- 8 pct target to PE; actual allocation 7.7 pct
- Commitment target for year $6 bln; total so far $2.7 bln
- Blackstone, TPG got largest H1 commitments
- Largest manager relationships: BX and Carlyle
- Why this is important: Consultant Meketa sees No. 1 public pension on track to meet pacing target
California Public Employees’ Retirement System pledged $2.7 billion across 10 commitments to eight private equity firms in the first half, putting it on track to meet a $6 billion goal for the year, according to Meketa, the retirement system’s PE consultant.
CalPERS has an 8 percent target allocation to the asset class, and as of June 30 it had a 7.7 percent actual allocation, Meketa said.
Meketa’s Steven Hartt, speaking at the system’s August meeting, reviewed CalPERS’s PE commitments and said the system was on track to meet its annual pacing target.
“Six billion is what’s expected for the full fiscal year, and at $2.7 billion, it’s about on track,” Hartt said.
The largest commitments in the first half were $500 million to Blackstone’s Tactical Opportunities Fund III, and TPG Partners VIII, which is trying to raise $12 billion.
Other commitments included:
- $400 million to Towerbrook Investors V, which closed on $4.25 billion in June;
• $250 million to Towerbrook Structured Opportunities II, which closed on $1.05 billion in June;
• $370 million to Carlyle Europe Partners V;
• $300 million to TPG Asia VII, targeting $4.5 billion;
• $200 million to Permira Growth Opportunities, its debut growth tech fund, which could raise up to $2 billion;
• $100 million to TPG Healthcare Partners, targeting $2.5 billion;
• $75 million to Clearlake Capital Partners V, which closed on $3.6 billion in March;
• $50 mln to GCM Grosvenor DEM II, which is CalPERS’s fund of funds for emerging managers
The recent commitments included investments with CalPERS’s two largest manager relationships, Blackstone and Carlyle.

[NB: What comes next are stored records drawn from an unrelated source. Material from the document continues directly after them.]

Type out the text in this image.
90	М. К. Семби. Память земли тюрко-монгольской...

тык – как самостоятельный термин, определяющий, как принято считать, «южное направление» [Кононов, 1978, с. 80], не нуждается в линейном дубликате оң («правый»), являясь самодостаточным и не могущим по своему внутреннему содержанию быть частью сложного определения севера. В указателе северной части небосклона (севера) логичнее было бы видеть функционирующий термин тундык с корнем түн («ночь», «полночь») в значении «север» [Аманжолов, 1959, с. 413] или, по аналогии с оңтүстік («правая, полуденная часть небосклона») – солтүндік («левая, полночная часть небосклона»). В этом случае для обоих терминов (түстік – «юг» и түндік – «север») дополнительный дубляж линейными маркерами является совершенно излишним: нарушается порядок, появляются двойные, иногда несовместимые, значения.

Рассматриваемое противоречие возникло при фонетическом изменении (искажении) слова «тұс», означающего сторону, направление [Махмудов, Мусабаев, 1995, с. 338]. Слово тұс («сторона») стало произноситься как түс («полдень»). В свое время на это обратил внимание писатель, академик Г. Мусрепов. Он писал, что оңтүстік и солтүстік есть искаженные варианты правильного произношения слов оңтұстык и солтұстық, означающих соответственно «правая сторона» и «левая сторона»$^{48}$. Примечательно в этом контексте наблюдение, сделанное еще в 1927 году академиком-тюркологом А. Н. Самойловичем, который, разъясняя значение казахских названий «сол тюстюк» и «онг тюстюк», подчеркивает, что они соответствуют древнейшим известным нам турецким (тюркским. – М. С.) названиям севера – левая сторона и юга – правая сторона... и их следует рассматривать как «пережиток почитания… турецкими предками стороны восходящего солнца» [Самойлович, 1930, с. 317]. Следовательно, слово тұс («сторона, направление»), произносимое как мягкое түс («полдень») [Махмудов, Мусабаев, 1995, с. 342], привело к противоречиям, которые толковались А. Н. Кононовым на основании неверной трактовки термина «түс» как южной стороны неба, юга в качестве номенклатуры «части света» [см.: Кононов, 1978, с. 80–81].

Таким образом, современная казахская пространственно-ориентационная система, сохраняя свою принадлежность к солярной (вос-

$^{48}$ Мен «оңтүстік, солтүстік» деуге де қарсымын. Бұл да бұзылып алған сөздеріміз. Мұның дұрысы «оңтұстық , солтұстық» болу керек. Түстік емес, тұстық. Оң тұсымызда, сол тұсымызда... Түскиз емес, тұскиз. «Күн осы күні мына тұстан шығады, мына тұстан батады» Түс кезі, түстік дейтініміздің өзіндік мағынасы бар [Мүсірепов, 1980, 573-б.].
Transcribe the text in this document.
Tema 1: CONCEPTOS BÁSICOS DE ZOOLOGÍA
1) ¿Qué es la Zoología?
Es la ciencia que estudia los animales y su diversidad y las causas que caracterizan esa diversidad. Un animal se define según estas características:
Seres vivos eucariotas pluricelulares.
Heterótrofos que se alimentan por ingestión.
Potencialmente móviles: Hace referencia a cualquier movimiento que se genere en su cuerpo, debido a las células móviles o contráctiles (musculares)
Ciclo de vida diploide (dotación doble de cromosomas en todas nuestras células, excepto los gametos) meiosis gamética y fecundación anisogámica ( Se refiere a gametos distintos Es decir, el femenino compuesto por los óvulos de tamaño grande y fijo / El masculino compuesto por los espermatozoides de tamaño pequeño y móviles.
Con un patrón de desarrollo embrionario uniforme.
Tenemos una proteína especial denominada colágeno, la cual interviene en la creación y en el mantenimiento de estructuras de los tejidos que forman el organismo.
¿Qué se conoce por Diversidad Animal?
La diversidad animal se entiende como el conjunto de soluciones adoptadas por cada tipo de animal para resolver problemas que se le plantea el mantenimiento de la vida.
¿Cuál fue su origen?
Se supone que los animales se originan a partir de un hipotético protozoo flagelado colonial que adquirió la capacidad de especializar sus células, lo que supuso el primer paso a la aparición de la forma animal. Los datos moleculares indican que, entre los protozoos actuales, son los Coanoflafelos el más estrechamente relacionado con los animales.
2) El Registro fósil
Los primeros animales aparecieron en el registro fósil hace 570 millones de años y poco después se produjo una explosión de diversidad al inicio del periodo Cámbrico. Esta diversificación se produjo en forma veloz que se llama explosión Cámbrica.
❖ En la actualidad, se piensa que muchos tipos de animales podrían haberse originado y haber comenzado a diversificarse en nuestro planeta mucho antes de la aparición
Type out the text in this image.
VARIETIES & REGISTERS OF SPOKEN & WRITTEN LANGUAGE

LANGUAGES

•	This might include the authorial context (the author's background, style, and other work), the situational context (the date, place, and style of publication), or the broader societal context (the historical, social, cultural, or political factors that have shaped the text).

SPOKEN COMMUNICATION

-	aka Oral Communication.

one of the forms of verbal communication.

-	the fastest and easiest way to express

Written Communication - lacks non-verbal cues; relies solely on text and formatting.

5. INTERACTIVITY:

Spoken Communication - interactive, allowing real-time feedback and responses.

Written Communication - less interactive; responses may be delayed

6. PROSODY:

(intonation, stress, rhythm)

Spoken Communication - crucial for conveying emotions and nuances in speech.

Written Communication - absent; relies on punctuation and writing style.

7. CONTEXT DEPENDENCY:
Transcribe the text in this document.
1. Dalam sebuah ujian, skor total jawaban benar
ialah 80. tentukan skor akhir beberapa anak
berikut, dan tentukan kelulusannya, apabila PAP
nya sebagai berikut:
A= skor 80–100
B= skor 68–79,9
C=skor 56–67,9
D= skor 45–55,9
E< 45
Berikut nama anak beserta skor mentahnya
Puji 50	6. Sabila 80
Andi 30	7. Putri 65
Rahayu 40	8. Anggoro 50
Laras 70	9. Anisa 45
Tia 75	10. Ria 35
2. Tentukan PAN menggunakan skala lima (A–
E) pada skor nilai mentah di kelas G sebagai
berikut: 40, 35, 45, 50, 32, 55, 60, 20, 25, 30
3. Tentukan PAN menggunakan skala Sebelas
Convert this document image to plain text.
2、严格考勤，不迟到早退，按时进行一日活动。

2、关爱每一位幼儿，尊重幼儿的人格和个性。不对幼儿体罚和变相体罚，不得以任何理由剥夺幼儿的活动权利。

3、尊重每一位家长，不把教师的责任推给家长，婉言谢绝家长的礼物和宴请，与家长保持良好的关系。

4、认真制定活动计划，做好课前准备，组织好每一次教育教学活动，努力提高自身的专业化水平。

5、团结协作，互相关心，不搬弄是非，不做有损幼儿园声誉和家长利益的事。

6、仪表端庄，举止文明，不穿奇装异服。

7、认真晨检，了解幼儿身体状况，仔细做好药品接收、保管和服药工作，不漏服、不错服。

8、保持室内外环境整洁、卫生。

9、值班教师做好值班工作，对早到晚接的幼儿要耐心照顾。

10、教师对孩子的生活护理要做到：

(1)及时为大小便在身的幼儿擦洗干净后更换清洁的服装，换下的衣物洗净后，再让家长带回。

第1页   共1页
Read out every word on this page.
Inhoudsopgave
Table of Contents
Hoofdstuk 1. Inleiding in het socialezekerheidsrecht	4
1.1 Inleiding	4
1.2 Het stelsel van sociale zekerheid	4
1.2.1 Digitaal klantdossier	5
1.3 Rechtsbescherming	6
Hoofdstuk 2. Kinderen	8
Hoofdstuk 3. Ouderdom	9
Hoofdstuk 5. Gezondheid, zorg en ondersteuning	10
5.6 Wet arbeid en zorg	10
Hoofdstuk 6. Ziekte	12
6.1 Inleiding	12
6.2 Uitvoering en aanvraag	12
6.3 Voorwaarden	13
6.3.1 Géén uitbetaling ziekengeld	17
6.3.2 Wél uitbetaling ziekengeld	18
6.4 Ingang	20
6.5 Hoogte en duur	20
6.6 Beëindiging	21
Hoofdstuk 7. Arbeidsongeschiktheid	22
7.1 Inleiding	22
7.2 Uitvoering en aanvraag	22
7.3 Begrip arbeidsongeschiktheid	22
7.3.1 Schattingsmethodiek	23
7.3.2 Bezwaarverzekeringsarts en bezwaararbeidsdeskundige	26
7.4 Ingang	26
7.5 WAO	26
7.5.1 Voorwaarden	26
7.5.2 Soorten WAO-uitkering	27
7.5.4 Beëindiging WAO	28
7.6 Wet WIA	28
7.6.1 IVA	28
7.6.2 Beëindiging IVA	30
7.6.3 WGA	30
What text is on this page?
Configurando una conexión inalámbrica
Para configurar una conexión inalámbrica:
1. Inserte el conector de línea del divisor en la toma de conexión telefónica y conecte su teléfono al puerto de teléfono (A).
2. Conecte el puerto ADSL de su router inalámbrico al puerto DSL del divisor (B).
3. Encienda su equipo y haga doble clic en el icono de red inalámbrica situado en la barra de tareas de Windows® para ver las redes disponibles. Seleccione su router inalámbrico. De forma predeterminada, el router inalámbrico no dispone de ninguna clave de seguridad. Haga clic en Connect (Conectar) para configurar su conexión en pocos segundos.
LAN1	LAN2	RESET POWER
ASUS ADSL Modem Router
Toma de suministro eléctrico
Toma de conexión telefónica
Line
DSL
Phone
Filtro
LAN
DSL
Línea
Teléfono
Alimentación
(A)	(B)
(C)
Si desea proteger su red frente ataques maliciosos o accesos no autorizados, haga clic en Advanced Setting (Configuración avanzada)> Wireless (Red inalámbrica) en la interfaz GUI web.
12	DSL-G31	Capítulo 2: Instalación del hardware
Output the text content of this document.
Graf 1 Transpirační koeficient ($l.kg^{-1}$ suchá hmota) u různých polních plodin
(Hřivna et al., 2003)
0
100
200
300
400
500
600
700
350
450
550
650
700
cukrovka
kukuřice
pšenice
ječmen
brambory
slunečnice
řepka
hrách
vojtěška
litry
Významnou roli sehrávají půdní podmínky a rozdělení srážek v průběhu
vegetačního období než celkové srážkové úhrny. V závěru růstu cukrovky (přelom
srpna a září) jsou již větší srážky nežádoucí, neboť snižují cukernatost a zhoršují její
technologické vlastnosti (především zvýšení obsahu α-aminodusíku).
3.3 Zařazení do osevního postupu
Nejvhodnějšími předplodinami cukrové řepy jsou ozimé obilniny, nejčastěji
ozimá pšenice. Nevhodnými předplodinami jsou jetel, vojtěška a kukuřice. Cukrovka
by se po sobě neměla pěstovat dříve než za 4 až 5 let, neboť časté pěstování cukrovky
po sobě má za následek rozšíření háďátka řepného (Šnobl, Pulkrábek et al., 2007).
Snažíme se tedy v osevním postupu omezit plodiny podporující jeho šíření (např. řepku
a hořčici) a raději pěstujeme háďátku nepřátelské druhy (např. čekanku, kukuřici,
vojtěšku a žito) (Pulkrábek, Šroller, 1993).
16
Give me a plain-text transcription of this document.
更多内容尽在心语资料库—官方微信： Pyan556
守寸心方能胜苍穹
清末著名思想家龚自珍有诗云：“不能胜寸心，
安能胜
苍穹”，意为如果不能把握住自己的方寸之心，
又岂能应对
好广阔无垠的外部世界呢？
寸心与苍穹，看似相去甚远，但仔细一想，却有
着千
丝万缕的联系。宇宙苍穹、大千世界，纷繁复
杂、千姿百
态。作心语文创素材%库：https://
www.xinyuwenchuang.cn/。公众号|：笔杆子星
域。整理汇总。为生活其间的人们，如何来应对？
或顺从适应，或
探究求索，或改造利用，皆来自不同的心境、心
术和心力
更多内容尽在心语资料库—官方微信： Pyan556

CalPERS invested in 19 Blackstone vehicles, with $4.37 billion in total exposure, and 25 Carlyle vehicles, with $3.03 billion in total exposure, according to Meketa.
CalPERS’s PE portfolio is diversified by strategy, with buyouts representing 64 percent of CalPERS’s total private equity net asset value.
Within buyouts, CalPERS tends toward mega and large buyout funds, which represent some 55 percent of CalPERS’s buyouts exposure, according to Meketa.
CalPERS recently updated its PE-investment policy to increase the target range for buyouts to 65 percent from 60 percent.
The nation’s largest public pension has been exploring new models for PE investment, seeking to reduce the number of managers it works with and increase its direct investments and co-investments.
The board is weighing a proposal, CalPERS Direct, that would create two new CalPERS-controlled entities to boost the system’s PE allocation. The first would invest in late-stage technology, life sciences and healthcare companies, while the second would make long-term investments in established companies.
CalPERS currently invests 72 percent of its PE portfolio in traditional general-partner-managed funds, with just 6 percent in co-investments and direct investments.